People watch our check-ins. They may be able to start exploiting our users before we can get an update out to them if

  • the patch is an obvious security fix (bounds check, kungFuDeathGrip, etc.)
  • the check-in comment says "security fix" or includes trigger words like "exploitable", "vulnerable", "overflow", "injection", "use after free", etc.
  • comments in the code mention those types of things or how someone could abuse the bug
  • the check-in contains testcases that show exactly how to trigger the vulnerability

Principle: assume the worst

  • If there's no rating we assume it could be critical
  • If we don't know the regression range we assume it needs porting to all supported branches

Process for Security Bugs

For security bugs with no sec- severity rating assume the worst and follow the rules for sec-critical. If you have experience fixing security bugs you could also take a crack at rating it yourself following the Security_Severity_Ratings. If you have any questions or are unsure about anything in this document contact us on IRC in the #security channel or ask a senior developer who has worked on a lot of security bugs.

Core-security bug fixes should just be landed by a developer without any explicit approval if:

A) The bug has a sec-low, sec-moderate, sec-other, or sec-want rating.
B) The bug is a recent regression on mozilla-central. This means

  • A specific regressing check-in has been identified
  • The developer can (and has) marked the status flags for ESR, Beta, and Aurora as "unaffected"
  • We have not shipped this vulnerability in anything other than a nightly build

If it meets the above criteria, check that patch in.

Otherwise, if the bug has a patch *and* is sec-high or sec-critical, the developer should set the sec-approval flag to '?' on the patch when it is ready to be checked into mozilla-central (or elsewhere if it is branch only).

If you have a patch and the bug is a hidden core-security bug with no rating then either:

  1. request sec-approval (to be safe) and wait for a rating,
  2. rate it following the Security_Severity_Ratings and then proceed according to whether the bug is low/moderate or high/critical as above.

If developers are unsure about a bug and it has a patch ready, just mark the sec-approval flag to '?' and move on.

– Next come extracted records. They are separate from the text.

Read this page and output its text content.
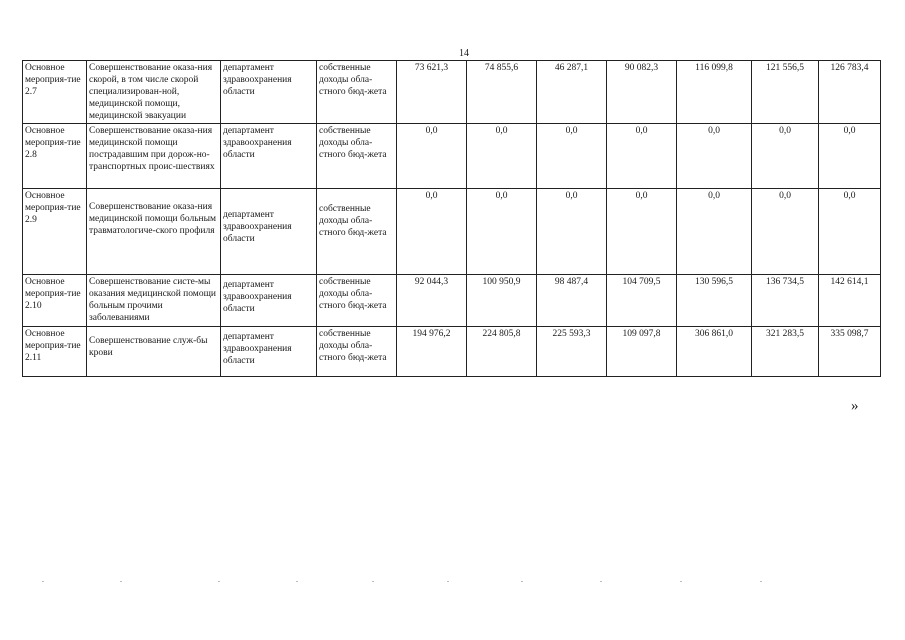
14
Основное мероприя-тие 2.7	Совершенствование оказа-ния скорой, в том числе скорой специализирован-ной, медицинской помощи, медицинской эвакуации	департамент здравоохранения области	собственные доходы обла-стного бюд-жета	73 621,3	74 855,6	46 287,1	90 082,3	116 099,8	121 556,5	126 783,4
Основное мероприя-тие 2.8	Совершенствование оказа-ния медицинской помощи пострадавшим при дорож-но-транспортных проис-шествиях	департамент здравоохранения области	собственные доходы обла-стного бюд-жета	0,0	0,0	0,0	0,0	0,0	0,0	0,0
Основное мероприя-тие 2.9	Совершенствование оказа-ния медицинской помощи больным травматологиче-ского профиля	департамент здравоохранения области	собственные доходы обла-стного бюд-жета	0,0	0,0	0,0	0,0	0,0	0,0	0,0
Основное мероприя-тие 2.10	Совершенствование систе-мы оказания медицинской помощи больным прочими заболеваниями	департамент здравоохранения области	собственные доходы обла-стного бюд-жета	92 044,3	100 950,9	98 487,4	104 709,5	130 596,5	136 734,5	142 614,1
Основное мероприя-тие 2.11	Совершенствование служ-бы крови	департамент здравоохранения области	собственные доходы обла-стного бюд-жета	194 976,2	224 805,8	225 593,3	109 097,8	306 861,0	321 283,5	335 098,7
»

Don't overthink it!

An automatic nomination comment will be added to bugzilla when sec-approval is set to '?'. The questions in this need to be filled out as best as possible when sec-approval is requested for the patch.

It is as follows (courtesy of Dan Veditz):

[Security approval request comment]
How easily can the security issue be deduced from the patch?
Do comments in the patch, the check-in comment, or tests included in the patch paint a bulls-eye on the security problem?
Which older supported branches are affected by this flaw?
If not all supported branches, which bug introduced the flaw?
Do you have backports for the affected branches? If not, how different, hard to create, and risky will they be?
How likely is this patch to cause regressions; how much testing does it need?

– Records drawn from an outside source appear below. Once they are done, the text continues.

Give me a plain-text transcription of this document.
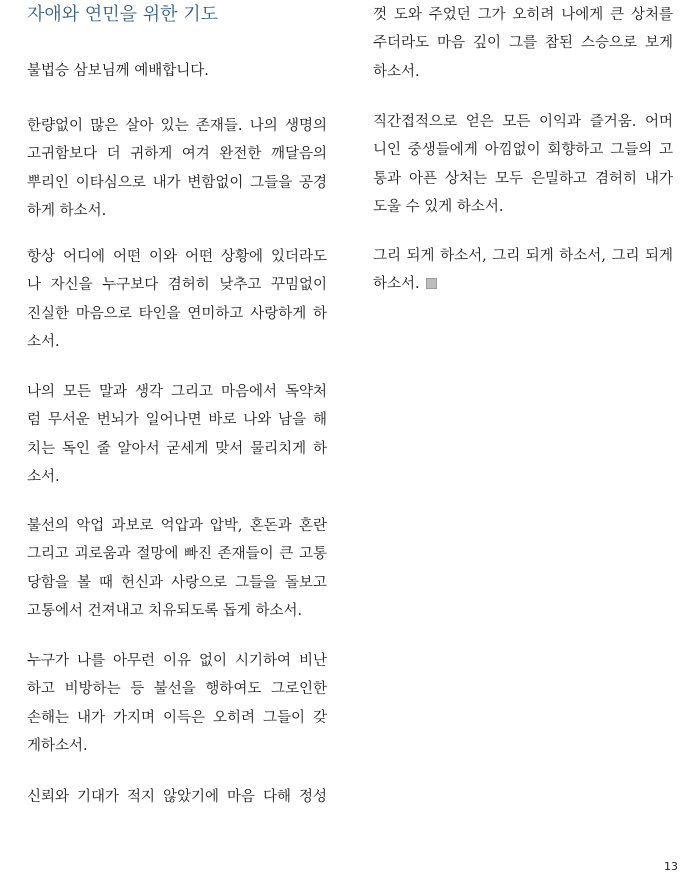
자애와 연민을 위한 기도

불법승 삼보님께 예배합니다.

한량없이 많은 살아 있는 존재들. 나의 생명의
고귀함보다 더 귀하게 여겨 완전한 깨달음의
뿌리인 이타심으로 내가 변함없이 그들을 공경
하게 하소서.

항상 어디에 어떤 이와 어떤 상황에 있더라도
나 자신을 누구보다 겸허히 낮추고 꾸밈없이
진실한 마음으로 타인을 연미하고 사랑하게 하
소서.

나의 모든 말과 생각 그리고 마음에서 독약처
럼 무서운 번뇌가 일어나면 바로 나와 남을 해
치는 독인 줄 알아서 굳세게 맞서 물리치게 하
소서.

불선의 악업 과보로 억압과 압박, 혼돈과 혼란
그리고 괴로움과 절망에 빠진 존재들이 큰 고통
당함을 볼 때 헌신과 사랑으로 그들을 돌보고
고통에서 건져내고 치유되도록 돕게 하소서.

누구가 나를 아무런 이유 없이 시기하여 비난
하고 비방하는 등 불선을 행하여도 그로인한
손해는 내가 가지며 이득은 오히려 그들이 갖
게하소서.

신뢰와 기대가 적지 않았기에 마음 다해 정성

껏 도와 주었던 그가 오히려 나에게 큰 상처를
주더라도 마음 깊이 그를 참된 스승으로 보게
하소서.

직간접적으로 얻은 모든 이익과 즐거움. 어머
니인 중생들에게 아낌없이 회향하고 그들의 고
통과 아픈 상처는 모두 은밀하고 겸허히 내가
도울 수 있게 하소서.

그리 되게 하소서, 그리 되게 하소서, 그리 되게
하소서.

13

This is similar to the ESR approval nomination form and is meant to help us evaluate the risks around approving the patch for checkin.

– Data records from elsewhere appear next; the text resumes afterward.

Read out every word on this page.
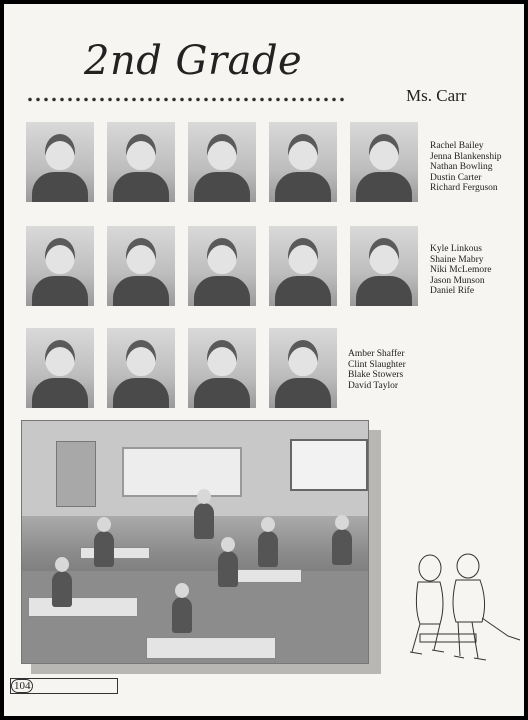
2nd Grade
Ms. Carr
Rachel Bailey
Jenna Blankenship
Nathan Bowling
Dustin Carter
Richard Ferguson
Kyle Linkous
Shaine Mabry
Niki McLemore
Jason Munson
Daniel Rife
Amber Shaffer
Clint Slaughter
Blake Stowers
David Taylor
104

When the bug is approved for landing, the sec-approval flag will be set to '+' with a comment from the approver to land the patch. At that point, land it.

This will allow us to control when we can land security bugs without exposing them too early and to make sure they get landed on the various branches.

The security assurance team and release management will have their own process for approving bugs:

  1. The Security assurance team goes through sec-approval ? bugs daily and approves low risk fixes for central (if early in cycle). Developers can also ping the Security Assurance Team (specifically Al Billings & Dan Veditz) in #security on IRC when important.
  2. if the requestee or others have identified the regressing bug, add "regression" keyword and put the bug in the "blocks" field.
  3. Security team marks tracking flags to ? for all affected versions when approved for central. (This allows release management to decide whether to uplift to branches just like always.)
  4. Weekly security/release management triage meeting goes through sec-approval + and ? bugs where beta and ESR is affected, ? bugs with higher risk (sec-high and sec-critical), or ? bugs near end of cycle.

Patches and Commits

  • When sec-approval+ is given, commits should occur without specific mention of security, security bugs, or sec-approvers if possible. As above, if you can check-in with a cover bug in the same area to obfuscate that there is a security fix, that is ideal.
  • Comments in the code should not mention a security issue is being fixed. Don’t paint a picture or an arrow pointing to security issues any more than the code changes already do.
  • Avoid linking it to non-security bugs with Blocks, Depends, or See Also, especially if those bugs may give a hint to the sort of security issue involved. Mention the bug in a comment on the security bug instead. We can always fill in the links later after the fix has shipped.
  • Do not commit tests when checking in to mozilla-central or, later, branches, when the security bug fix is initially checked-in. Remember we don’t want to 0-day ourselves!
    • Tests should only be checked in later, after an official Firefox release that contains the fix has gone live and not for at least four weeks following that release. For example, if Firefox 53 contains a fix for a security issue that affects the world and is then fixed in 54, tests for this fix should not be checked in until four weeks after 54 goes live. The exception to this is if there is a security issue that hasn’t shipped in a release build and it is being fixed on multiple development branches (such as mozilla-central and aurora). Since the security problem was never released to the world, once the bug is fixed in all affected places, tests can be checked in to the various branches.
  • Try whenever possible to file security bugs marked as such when filing, instead of filing them as open bugs and then closing later. This is not always possible, but attention to this, especially when filing from crash-stats, is helpful.

Pushing to Try

  • Do not push to Try servers if possible.
    • Pushing to Try servers exposes the security issues for these critical and high rated bugs to public viewing. In an ideal case, testing of patches is done locally before final check-in to mozilla-central.
  • If pushing to Try servers is necessary, do not include tests in the push as the tests can illustrate the exact nature of the security problem frequently.
  • If you must push to Try servers, with or without tests, try to obfuscate what this patch is for. Either push it with other, non-security work, in the same area or, at the very least, do not mention the hidden security bug anywhere.